Experts in passive design are often used to boost sustainability in other ways – for example by using locally sourced materials, or lower-impact ones such as sustainable timber. These steps are crucial because day-to-day energy use is just one part of a building’s carbon footprint. In fact, the World Green Building Council has said that embodied carbon – emissions purely related to construction, rather than building use – makes up 11 per cent of the global emissions total.

Middle Barton School, Oxfordshire

Clean energy unites communities

Schools can also go green and save money by generating electricity themselves. There are organisations across the country helping them do this – Oxfordshire’s Low Carbon Hub has helped communities install solar panels on 10 per cent of the county’s schools. Schemes it supports lower energy bills by an average of 28 per cent. Repowering, another social enterprise, helps disadvantaged communities in London harness the benefits of renewable energy. As well as supporting schools, it has given young people training and skills for the future – showing how investing in sustainability brings a huge range of benefits.

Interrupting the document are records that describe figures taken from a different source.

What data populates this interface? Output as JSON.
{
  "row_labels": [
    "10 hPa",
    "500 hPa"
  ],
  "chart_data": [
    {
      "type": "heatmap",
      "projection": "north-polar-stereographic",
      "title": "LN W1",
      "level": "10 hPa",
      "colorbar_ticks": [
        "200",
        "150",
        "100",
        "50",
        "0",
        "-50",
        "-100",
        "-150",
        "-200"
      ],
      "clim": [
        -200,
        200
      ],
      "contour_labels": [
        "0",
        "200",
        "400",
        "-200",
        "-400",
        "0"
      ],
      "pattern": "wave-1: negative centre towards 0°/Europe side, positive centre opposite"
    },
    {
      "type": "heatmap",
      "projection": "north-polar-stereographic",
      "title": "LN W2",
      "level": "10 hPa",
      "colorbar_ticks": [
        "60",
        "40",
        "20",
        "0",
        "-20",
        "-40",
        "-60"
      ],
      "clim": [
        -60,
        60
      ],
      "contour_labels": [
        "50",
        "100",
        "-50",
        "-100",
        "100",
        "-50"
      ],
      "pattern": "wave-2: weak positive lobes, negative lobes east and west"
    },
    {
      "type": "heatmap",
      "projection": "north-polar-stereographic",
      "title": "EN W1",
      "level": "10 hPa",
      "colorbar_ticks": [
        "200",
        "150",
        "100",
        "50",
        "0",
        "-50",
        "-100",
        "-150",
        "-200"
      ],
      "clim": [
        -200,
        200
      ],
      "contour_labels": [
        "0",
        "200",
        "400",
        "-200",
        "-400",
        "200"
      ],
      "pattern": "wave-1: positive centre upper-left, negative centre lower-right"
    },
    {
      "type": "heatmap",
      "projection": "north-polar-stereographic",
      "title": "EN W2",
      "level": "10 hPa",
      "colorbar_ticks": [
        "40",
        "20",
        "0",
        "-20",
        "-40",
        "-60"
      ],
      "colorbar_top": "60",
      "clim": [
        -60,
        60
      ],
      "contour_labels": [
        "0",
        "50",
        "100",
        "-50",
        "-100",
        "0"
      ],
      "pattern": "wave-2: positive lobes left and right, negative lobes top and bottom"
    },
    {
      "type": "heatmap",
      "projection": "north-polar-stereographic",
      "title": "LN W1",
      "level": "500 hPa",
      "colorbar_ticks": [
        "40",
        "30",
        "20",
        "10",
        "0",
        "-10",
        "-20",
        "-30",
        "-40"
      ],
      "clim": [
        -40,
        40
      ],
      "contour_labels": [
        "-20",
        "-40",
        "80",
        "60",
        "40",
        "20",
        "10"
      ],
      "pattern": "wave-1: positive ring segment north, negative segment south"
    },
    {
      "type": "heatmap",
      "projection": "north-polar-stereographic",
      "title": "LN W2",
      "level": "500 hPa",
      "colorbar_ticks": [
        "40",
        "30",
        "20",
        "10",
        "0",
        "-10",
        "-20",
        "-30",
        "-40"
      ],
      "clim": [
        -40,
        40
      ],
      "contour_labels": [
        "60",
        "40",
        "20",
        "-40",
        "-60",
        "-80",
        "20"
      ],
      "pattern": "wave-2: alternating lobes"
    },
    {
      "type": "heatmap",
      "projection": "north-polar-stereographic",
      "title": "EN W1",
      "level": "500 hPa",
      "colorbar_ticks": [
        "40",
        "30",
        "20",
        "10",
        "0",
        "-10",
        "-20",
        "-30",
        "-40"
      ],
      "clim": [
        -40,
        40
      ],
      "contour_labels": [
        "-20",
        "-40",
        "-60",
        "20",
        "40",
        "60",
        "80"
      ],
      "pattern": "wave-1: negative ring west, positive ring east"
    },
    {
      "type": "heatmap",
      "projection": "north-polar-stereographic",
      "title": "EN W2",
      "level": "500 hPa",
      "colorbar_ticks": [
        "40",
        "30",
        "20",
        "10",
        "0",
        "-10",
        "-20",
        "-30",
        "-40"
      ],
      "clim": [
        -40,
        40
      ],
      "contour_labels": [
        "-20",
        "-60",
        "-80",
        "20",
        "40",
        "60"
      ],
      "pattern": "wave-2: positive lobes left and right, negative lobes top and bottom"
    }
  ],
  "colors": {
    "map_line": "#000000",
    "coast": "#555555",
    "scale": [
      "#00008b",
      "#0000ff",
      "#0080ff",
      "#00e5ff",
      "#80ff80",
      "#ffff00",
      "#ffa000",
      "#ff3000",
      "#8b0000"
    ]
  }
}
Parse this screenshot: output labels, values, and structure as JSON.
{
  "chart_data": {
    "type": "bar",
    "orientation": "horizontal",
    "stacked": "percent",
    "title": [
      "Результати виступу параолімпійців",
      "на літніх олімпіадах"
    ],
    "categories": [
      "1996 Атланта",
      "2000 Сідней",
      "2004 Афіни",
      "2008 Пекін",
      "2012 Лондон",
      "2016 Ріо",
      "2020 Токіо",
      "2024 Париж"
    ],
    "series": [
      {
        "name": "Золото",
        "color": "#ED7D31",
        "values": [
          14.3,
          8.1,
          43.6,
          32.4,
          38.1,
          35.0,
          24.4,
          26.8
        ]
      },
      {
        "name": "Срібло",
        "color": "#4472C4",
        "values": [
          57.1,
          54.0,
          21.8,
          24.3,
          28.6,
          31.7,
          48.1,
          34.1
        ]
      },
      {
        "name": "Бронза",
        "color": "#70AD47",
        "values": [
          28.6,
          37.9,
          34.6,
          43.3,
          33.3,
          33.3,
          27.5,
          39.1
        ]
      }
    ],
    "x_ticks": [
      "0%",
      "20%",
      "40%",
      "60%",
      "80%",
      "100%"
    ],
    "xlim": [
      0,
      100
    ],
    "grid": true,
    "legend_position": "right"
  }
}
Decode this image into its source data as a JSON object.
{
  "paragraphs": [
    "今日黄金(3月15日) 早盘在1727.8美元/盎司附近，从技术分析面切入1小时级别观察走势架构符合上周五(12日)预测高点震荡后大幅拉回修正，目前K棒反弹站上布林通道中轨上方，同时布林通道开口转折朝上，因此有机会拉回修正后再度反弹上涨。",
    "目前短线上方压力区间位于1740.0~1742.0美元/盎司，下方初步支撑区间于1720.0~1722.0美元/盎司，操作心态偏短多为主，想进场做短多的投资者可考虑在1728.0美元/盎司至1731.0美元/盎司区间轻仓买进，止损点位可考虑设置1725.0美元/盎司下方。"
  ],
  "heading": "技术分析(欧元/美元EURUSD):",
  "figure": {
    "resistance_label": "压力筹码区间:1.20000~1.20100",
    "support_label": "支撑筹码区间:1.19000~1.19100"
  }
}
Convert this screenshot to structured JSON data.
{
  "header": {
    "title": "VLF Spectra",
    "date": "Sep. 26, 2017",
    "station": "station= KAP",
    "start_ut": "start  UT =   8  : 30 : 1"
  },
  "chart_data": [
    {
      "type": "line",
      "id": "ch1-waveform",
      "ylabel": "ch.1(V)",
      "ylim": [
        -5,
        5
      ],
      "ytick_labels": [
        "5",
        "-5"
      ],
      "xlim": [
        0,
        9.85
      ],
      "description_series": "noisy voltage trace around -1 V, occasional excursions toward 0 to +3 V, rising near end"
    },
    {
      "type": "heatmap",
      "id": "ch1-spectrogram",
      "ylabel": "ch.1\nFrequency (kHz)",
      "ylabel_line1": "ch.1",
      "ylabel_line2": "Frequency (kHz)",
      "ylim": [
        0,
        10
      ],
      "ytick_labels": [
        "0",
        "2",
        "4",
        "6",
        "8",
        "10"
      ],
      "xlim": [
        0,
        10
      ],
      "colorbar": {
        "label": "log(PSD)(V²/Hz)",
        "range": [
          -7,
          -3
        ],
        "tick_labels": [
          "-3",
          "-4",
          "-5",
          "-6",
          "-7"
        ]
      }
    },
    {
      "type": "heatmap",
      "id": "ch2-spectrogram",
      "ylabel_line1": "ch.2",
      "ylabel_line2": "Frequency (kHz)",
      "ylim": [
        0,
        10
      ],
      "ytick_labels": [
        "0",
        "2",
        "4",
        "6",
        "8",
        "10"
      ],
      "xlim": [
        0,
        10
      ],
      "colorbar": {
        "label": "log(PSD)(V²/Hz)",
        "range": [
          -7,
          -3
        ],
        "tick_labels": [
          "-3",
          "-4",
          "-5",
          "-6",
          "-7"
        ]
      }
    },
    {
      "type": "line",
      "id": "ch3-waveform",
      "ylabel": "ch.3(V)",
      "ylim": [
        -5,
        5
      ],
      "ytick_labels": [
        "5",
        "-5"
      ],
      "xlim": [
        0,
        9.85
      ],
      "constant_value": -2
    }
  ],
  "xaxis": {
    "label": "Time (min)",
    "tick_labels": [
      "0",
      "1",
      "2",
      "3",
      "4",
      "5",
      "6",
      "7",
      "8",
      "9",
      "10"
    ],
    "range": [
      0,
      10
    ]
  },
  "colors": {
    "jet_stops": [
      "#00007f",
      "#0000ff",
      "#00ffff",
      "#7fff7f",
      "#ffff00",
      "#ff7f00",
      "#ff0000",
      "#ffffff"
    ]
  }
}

Finally, cutting energy use is at the heart of Ashden’s LESSCO2 programme. This programme helps schools share advice and best practice, and has already lowered bills in hundreds of schools across the UK. The programme relies on harnessing the enthusiasm of staff and students, who are often keen to see their school become more sustainable. So as well as protecting budgets, greener school buildings can encourage the actions and attitude changes, both at school and at home, that we need to create a brighter future.